Hurricane Dorian Has a New Path

Experts predict that Florida won't get a direct hit
By Newser Editors and Wire Services
Posted Aug 31, 2019 11:30 AM CDT
Dorian Is Expected to Take a New Path
Georgia Bernard, right, and Ana Perez are among residents filling sandbags to take home in preparation for Hurricane Dorian, Friday, Aug. 30, 2019, in Hallandale Beach, Fla., as the town allowed residents to fill up sandbags until they ran out.   (AP Photo/Wilfredo Lee)

Hurricane Dorian bore down on the Bahamas as a fierce Category 4 storm Saturday, with new projections showing it curving upward enough to potentially spare Florida a direct hit but still threatening parts of the Southeast US with powerful winds and rising ocean water that causes what can be deadly flooding, the AP reports. Dorian is packing 150 mph winds, and forecasters predict it will flirt with top-of-the-scale Category 5 wind speeds of 155 mph later in the day as it menaces the Bahamas. The storm is expected to hit the northwestern part of the islands Sunday.
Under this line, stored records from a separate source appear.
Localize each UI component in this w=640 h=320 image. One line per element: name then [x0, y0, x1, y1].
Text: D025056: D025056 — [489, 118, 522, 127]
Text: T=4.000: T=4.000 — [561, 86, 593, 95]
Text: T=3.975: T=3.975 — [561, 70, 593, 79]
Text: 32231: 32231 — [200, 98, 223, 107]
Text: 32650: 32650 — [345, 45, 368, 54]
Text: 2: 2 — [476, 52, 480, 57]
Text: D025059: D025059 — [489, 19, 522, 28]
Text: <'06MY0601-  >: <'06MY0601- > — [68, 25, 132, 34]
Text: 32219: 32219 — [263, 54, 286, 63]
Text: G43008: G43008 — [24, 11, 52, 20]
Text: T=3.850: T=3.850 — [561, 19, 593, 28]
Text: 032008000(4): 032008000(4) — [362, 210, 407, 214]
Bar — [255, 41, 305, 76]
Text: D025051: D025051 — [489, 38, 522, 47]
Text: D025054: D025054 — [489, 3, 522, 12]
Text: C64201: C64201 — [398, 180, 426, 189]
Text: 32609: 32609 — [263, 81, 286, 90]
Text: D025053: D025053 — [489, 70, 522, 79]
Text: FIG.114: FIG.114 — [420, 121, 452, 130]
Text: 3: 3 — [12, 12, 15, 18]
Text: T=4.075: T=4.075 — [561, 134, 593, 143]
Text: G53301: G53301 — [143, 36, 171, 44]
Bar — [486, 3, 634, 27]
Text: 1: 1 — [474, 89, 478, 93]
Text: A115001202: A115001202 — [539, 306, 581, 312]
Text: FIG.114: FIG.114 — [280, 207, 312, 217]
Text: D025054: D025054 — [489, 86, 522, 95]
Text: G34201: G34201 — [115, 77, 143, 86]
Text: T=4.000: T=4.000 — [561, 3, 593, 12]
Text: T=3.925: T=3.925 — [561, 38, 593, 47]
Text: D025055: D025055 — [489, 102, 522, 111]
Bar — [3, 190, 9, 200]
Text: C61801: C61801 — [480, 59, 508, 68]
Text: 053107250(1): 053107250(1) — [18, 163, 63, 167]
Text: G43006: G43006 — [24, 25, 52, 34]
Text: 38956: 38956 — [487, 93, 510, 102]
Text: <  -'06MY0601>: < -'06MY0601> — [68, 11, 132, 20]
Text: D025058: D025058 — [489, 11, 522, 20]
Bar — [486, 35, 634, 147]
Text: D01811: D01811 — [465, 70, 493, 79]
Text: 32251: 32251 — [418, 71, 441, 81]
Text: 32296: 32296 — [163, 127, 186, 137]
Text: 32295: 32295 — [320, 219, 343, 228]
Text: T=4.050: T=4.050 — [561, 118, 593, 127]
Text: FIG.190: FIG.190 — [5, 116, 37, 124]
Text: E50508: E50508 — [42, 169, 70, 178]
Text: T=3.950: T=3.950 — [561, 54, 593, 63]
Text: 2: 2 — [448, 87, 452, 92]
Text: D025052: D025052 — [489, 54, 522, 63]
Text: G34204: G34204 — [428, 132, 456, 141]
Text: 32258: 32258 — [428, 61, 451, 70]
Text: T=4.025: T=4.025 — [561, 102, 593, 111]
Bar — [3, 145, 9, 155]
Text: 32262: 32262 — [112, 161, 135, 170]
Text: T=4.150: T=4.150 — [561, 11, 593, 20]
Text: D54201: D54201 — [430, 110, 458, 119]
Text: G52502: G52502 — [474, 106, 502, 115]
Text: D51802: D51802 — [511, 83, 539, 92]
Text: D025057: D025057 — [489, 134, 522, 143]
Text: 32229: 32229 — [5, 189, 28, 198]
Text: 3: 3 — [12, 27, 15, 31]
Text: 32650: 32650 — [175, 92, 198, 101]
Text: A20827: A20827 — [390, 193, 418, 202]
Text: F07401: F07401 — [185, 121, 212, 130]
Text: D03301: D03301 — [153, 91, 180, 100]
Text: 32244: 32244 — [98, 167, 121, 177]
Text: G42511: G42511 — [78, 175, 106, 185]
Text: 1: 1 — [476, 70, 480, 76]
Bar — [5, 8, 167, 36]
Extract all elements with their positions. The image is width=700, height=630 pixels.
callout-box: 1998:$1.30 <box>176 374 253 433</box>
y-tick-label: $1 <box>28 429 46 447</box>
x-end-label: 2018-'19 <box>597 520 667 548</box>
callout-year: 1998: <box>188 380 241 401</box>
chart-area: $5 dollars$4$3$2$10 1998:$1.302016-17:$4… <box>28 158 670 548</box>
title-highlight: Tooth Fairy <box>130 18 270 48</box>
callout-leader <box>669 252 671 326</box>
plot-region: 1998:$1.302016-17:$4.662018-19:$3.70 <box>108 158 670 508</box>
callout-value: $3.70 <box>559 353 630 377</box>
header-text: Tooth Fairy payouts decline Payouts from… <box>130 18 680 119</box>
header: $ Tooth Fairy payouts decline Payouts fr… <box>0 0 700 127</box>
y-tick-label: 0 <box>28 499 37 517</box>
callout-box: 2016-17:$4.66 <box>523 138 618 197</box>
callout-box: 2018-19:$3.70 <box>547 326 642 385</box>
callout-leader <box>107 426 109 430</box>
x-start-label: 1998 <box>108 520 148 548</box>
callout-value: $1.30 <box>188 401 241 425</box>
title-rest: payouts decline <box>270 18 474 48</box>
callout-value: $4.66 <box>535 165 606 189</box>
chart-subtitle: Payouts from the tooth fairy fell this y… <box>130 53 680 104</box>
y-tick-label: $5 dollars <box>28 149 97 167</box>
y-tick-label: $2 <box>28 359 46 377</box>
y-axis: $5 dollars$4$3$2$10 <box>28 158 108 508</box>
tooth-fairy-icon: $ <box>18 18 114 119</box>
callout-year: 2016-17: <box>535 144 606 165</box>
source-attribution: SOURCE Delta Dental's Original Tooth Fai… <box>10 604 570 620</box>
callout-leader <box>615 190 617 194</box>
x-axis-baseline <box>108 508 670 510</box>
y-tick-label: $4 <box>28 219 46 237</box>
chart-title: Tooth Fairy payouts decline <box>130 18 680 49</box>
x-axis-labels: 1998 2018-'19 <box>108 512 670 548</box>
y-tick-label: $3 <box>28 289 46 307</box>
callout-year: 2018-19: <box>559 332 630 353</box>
Over two or three days, it could dump as much as 4 feet of rain, unleash high winds, and whip up an abnormal rise in sea level called storm surge, according to private meteorologist Ryan Maue and some of the most reliable computer models.

After walloping the islands, forecasters said the ever-strengthening Dorian is expected to dance up the Southeast coastline, staying just off Florida's shore and skirting the coast of Georgia, with the possibility of landfall still a threat Wednesday. It will continue up to South Carolina early Thursday. The National Hurricane Center in Miami said the risk of strong winds and rising water will increase along the Georgia and South Carolina coasts by the middle of next week. The center also stressed that Dorian could still hit Florida. But after days of a forecast that put the state and President Donald Trump's Mar-a-Lago estate in the center of expected landfalls, the changes are significant. "It's going to be pretty scary because you're going to have this gigantic hurricane sitting off the coast of Florida and it's not going to move," Maue said. But with the storm slowing and likely to turn north, he added: "The worst effects of a direct landfall are not in the forecast."